O debate em torno da possível aliança do PL-Ceará (PL-CE) com Ciro Gomes ilustra uma máxima atemporal da política: a necessidade de alianças, mesmo que sejam azedas, inconvenientes ou ideologicamente dissonantes, para se alcançar um objetivo maior. A questão central é se o partido deve priorizar a pureza ideológica ou o pragmatismo estratégico.
O posicionamento de Michelle Bolsonaro
Ao se apegar a uma postura de intransigência ideológica e moral, Michelle Bolsonaro corre o risco de cometer o mesmo equívoco de sua ala mais purista: priorizar o discurso em detrimento da vitória eleitoral.
A estratégia que levou Jair Bolsonaro a se aliar ao Centrão mostra que o sucesso na política (mesmo que temporário ou controverso) exige a capacidade de aceitar alianças “cruéis”, dissonantes ou até mesmo indigestas para alcançar um objetivo maior. A insistência de Michelle em barrar o acordo cearense, em nome de uma coerência ideológica, pode custar ao PL e à direita a chance de vencer o PT na região, provando que o fanatismo, quando excessivo, pode ser um obstáculo mais destrutivo do que os próprios adversários.
A visão estratégica do PL-CE
O deputado federal e presidente estadual da sigla, André Fernandes, é o principal defensor do acordo e sustenta uma visão pragmática e estratégica.
Fernandes afirma que a costura política não foi unilateral, mas teve o aval do próprio Jair Bolsonaro em maio (antes de sua prisão), além do respaldo da cúpula nacional do PL.
Em suma, o caso ressalta que, na política, a busca por poder e a estratégia de enfrentamento ao adversário principal (no caso, o PT) muitas vezes superam as desavenças e afinidades ideológicas.

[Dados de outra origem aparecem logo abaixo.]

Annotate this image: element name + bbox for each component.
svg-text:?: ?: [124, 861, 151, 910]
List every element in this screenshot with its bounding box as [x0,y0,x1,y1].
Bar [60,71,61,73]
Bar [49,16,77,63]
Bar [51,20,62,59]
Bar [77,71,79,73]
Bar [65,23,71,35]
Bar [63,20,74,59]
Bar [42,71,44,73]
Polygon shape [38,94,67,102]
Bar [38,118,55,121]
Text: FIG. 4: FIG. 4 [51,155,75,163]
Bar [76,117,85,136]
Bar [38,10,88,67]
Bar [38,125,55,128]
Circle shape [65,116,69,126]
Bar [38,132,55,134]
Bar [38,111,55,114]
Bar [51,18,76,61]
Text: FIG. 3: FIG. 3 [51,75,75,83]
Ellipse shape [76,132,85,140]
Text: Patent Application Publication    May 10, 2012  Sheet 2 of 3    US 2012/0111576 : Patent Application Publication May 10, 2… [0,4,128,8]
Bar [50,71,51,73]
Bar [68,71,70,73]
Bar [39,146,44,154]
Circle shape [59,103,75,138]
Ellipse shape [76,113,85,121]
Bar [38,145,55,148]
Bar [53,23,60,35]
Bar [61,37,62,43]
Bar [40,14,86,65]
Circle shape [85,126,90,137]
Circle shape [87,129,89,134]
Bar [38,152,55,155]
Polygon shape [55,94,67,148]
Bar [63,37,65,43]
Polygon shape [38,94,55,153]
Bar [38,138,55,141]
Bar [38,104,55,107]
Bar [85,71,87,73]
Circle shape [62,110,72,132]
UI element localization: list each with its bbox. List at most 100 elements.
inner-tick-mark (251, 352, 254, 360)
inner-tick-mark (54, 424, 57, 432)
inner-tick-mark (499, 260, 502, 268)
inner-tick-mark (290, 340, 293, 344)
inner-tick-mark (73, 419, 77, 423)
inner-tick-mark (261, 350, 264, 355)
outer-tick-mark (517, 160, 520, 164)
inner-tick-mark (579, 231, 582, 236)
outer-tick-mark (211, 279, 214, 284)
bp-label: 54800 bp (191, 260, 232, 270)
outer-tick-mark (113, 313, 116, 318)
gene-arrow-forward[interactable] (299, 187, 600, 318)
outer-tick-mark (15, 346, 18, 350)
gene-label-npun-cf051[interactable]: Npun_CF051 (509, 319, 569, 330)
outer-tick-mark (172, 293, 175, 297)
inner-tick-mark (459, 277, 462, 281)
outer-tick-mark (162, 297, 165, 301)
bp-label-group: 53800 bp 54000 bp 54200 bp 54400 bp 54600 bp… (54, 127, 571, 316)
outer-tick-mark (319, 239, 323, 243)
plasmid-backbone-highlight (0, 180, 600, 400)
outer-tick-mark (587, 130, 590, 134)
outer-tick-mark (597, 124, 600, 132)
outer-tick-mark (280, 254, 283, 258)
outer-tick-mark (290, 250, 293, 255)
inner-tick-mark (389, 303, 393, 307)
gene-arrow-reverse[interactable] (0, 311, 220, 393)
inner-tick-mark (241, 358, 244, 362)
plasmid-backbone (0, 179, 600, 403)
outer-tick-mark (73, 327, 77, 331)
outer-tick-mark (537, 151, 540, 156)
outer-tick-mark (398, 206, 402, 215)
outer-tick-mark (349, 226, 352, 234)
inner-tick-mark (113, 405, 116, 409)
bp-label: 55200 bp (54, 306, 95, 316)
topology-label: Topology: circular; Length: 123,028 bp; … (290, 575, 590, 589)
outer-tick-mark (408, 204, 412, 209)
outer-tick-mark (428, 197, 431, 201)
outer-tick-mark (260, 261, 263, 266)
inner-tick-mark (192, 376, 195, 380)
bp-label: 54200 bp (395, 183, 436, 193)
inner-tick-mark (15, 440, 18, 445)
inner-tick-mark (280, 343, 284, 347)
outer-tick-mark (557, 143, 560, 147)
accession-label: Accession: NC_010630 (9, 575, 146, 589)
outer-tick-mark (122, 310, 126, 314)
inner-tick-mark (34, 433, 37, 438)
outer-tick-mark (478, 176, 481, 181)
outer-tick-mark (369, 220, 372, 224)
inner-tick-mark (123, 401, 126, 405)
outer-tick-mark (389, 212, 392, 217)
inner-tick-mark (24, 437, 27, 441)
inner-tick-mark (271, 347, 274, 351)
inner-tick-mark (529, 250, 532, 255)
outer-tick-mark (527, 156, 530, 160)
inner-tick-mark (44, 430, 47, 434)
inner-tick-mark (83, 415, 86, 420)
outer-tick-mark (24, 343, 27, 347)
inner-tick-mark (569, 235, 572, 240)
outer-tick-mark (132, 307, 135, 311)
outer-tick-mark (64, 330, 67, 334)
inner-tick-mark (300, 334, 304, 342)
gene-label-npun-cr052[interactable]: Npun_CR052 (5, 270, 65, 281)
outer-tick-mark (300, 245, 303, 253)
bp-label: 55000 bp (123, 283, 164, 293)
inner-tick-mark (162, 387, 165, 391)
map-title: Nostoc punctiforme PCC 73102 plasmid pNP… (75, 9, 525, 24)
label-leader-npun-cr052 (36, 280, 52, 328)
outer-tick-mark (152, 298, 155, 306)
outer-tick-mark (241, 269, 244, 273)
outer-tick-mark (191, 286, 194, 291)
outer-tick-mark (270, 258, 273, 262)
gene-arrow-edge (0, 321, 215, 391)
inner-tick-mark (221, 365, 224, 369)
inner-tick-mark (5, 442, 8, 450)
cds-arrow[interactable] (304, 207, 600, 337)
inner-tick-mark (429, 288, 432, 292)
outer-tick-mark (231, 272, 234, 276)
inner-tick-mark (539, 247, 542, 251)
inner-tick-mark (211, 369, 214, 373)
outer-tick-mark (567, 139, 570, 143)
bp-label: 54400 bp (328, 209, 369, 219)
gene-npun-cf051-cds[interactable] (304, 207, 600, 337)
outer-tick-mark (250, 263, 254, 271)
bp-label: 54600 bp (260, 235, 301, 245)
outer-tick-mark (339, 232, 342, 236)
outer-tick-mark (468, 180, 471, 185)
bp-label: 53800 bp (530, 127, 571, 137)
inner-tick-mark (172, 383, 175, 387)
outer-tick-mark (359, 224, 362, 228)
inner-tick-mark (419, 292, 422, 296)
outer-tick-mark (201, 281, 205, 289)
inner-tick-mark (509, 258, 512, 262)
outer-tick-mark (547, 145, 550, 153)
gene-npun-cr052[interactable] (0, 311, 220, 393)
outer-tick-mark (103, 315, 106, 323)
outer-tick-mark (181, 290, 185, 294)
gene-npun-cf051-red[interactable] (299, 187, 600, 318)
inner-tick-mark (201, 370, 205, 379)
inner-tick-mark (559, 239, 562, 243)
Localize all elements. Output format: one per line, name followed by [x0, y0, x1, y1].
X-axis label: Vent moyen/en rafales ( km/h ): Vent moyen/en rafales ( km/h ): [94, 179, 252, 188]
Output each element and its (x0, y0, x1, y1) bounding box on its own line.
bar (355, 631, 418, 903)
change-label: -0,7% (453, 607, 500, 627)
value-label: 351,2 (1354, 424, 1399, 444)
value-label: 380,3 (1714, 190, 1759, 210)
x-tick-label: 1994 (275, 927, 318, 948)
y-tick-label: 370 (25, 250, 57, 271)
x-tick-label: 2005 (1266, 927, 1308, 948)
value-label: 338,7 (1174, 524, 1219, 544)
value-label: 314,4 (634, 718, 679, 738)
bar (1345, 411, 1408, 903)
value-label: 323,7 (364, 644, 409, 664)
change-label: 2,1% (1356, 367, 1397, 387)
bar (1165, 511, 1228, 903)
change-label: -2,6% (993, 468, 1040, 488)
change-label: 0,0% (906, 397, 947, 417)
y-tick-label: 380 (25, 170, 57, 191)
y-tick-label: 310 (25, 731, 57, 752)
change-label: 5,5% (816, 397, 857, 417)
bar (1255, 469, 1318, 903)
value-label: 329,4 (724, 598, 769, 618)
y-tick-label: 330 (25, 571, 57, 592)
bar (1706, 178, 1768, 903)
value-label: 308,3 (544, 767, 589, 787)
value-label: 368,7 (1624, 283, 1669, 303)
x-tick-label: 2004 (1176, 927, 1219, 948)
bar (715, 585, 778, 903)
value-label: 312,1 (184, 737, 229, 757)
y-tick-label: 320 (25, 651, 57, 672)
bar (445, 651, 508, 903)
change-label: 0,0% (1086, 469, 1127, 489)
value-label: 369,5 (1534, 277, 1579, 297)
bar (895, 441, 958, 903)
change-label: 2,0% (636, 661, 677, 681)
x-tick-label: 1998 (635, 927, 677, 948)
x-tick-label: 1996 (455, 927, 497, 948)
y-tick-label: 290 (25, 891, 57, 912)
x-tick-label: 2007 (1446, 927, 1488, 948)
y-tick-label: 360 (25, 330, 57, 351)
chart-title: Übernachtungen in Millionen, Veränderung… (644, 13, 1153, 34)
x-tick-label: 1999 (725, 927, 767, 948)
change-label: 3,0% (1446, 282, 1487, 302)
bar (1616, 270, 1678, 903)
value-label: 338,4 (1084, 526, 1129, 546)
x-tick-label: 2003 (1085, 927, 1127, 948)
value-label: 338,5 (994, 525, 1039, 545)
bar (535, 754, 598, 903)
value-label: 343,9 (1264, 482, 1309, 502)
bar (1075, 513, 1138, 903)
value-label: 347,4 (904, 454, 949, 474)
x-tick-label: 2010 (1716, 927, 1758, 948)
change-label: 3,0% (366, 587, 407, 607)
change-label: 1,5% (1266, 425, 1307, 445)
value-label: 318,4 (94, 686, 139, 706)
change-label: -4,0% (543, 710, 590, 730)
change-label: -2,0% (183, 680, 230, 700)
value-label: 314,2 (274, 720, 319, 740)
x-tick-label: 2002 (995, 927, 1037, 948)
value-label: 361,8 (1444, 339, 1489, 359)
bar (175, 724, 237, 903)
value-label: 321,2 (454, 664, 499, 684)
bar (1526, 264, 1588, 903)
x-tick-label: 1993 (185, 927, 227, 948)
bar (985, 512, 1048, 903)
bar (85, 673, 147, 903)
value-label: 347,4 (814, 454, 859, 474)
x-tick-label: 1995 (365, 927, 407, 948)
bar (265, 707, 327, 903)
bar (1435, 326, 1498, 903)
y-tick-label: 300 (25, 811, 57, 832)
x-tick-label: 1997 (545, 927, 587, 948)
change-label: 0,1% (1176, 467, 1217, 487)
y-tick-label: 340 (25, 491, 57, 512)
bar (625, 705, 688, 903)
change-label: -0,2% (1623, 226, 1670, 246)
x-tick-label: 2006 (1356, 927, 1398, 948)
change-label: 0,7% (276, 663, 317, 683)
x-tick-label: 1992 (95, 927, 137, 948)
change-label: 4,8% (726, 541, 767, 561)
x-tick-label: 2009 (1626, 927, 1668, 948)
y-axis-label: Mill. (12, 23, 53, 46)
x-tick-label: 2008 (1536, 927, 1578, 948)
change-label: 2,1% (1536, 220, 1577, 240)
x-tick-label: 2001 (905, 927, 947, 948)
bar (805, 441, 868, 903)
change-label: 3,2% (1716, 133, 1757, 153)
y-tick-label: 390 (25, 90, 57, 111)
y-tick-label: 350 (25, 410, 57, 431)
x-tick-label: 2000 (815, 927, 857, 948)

Alianças “azêdas” tornam-se, assim, uma ferramenta indispensável do jogo eleitoral.
Paralelo com o Governo Bolsonaro (2019-2022)
A postura de Michelle Bolsonaro pode ser analisada em contraste com o pragmatismo que marcou a gestão de seu esposo.
Um dos maiores desvios do discurso original de Bolsonaro — que prometia governar sem a “velha política” — foi a crescente dependência do Centrão, um bloco informal de partidos no Congresso conhecido por negociar apoio em troca de cargos e emendas parlamentares.
A aliança com o Centrão, embora garantisse a governabilidade e a proteção contra o impeachment, levou à nomeação de figuras menos técnicas para ministérios e órgãos-chave, muitas vezes em troca de apoio político.
Isso foi visto como uma capitulação ao mesmo sistema que ele criticava, mas que representou o ápice do pragmatismo na gestão, trocando a pureza ideológica inicial pela sobrevivência política e pela capacidade de aprovar projetos.
O governo foi marcado por uma retórica de constante confronto com o Supremo Tribunal Federal (STF) e o Congresso Nacional.
Em vez de buscar a pacificação e a construção de pontes com os demais Poderes, o presidente frequentemente endossou e participou de manifestações que pediam o fechamento ou a intervenção nessas instituições.
Essa estratégia aprofundou a polarização política e criou uma instabilidade institucional constante, desviando o foco da agenda de reformas e da administração pública.
Podemos chegar à conclusão de que Michelle Bolsonaro pode estar cometendo o mesmo erro estratégico que marcou o governo de seu esposo — a dificuldade em saber lidar com as indiferenças políticas em nome de um objetivo maior.
Sua luta fanática por uma política moralmente “certinha”, sem admitir alianças cruéis e muitas vezes necessárias, pode, de fato, destruir o que resta do PL no Ceará ao se precipitar na crítica em vez de buscar o diálogo e a estratégia, enfraquecendo o partido na luta contra o sistema.